Italy has some spectacular beaches, but most are private and managed in an obscure and sometimes shady manner that the government has finally brought to light.

Parasols and matching sun loungers line the 7,500 kilometers of Italy’s coast, with only a few so-called “free beaches” in between.

They offer comfort and shade from the sweltering heat, but they’re also a lucrative deal, with a set of two loungers and a parasol costing up to €100 a day at peak times.

But the beaches’ concessions have been automatically renewed since 1992, meaning they often pay pittance and are poorly supervised – opening the door to tax fraud, mismanagement and even criminal elements.

After years of pressure from the European Union, Prime Minister Mario Draghi’s government has finally agreed to introduce a public tender system to come into effect from 2024.

Anyone who owns a concession will have to re-apply, but details of how the losers can be compensated for past investments in umbrellas, shower stalls and restaurants are still being ironed out.

Maurizio Rustignoli, chairman of Fiba-Confesercenti, a union representing beach managers, says the uncertainty is “unacceptable”.

In Fregene, a popular seaside resort north of Rome, Fabio Di Vilio is the third generation to run the restaurant and resort La Scialuppa.

“I think it’s fair if it’s done seriously,” he said of the reform as he prepared the tropical-style straw parasols for the start of the season last month.

He pointed to the need to “ensure – if we were to go to the auction – that there were no irregularities”.

But the 38-year-old is frustrated by the lack of thought for concessionaires like him.

“You have to give reassurance to those who have a whole story behind them, it’s not just an economic investment, it’s also a sentimental issue,” he told AFP.

– “Not always legal” –

Although the idea of ​​paying to sit by the sea comes as an unwelcome surprise to many tourists, most Italians are used to the idea as long as the facilities and beach are kept clean.

“It would certainly be good if there were more free beaches, unless, as we often see, they become a dumping ground,” remarked Luca Siciliano, 71, while sunbathing on Fregene beach.

He said it was a “good thing” to introduce more competition into the private sector.

“Because as we know, and I’m sorry to say, there are sometimes things behind all of this that aren’t always legal,” he said.

As so often in Italy, the mafia gets involved.

Last month, the Italian agency that manages assets seized from organized crime groups launched a public tender for a concession in Calabria, home of the ‘Ndrangheta.

And there is also the issue of undeclared earnings.

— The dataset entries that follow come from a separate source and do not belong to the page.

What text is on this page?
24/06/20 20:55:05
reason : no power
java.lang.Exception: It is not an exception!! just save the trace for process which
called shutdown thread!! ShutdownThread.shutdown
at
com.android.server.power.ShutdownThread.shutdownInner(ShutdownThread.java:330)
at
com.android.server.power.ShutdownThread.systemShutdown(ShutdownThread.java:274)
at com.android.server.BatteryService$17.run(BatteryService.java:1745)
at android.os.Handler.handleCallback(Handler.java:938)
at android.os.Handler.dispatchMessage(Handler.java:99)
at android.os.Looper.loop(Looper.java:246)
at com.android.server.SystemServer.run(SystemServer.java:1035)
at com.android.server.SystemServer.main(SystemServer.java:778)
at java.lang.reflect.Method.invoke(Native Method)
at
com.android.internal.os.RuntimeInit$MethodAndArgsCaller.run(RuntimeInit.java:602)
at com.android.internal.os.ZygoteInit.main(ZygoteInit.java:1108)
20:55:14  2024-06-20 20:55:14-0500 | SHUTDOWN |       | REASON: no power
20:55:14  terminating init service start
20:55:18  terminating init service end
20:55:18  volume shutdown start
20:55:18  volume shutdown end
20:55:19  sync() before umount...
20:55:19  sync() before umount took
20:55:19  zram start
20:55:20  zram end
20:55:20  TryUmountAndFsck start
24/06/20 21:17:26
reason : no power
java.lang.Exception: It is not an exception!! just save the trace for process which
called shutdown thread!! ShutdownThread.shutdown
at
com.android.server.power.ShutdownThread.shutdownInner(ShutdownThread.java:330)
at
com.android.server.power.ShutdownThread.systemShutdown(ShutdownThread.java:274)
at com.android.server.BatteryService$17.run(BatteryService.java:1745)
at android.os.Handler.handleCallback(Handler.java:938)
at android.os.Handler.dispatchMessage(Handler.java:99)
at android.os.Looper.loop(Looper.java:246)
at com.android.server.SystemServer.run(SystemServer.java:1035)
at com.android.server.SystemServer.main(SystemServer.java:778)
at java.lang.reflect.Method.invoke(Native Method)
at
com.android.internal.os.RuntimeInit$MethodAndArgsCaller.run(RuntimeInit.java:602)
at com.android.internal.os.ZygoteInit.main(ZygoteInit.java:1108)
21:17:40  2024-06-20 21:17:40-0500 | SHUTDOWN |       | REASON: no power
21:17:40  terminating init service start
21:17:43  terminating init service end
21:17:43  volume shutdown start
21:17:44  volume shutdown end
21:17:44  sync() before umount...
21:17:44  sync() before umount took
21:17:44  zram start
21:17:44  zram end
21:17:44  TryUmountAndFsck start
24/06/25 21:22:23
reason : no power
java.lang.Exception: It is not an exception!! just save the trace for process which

Despite their number – according to official figures, there were just over 12,000 concessions in May 2021 – the state only takes 100 million euros a year from such facilities.

The beaches are managed by local authorities and there are big regional differences.

In 2020, 59 concessions in Arzachena on Sardinia’s exclusive Costa Smeralda fetched just €19,000 – an average of €322 that everyone pays a year, according to daily Il Fatto Quotidiano.

The government has already taken steps to regularize the system by introducing a minimum annual payment of €2,500.

Even so, many beach concessions are big business.

Nearly 6,000 Treasury-monitored concessions reported average revenue of €180,000 a year, according to Il Fatto – and two-thirds did not report the full amount.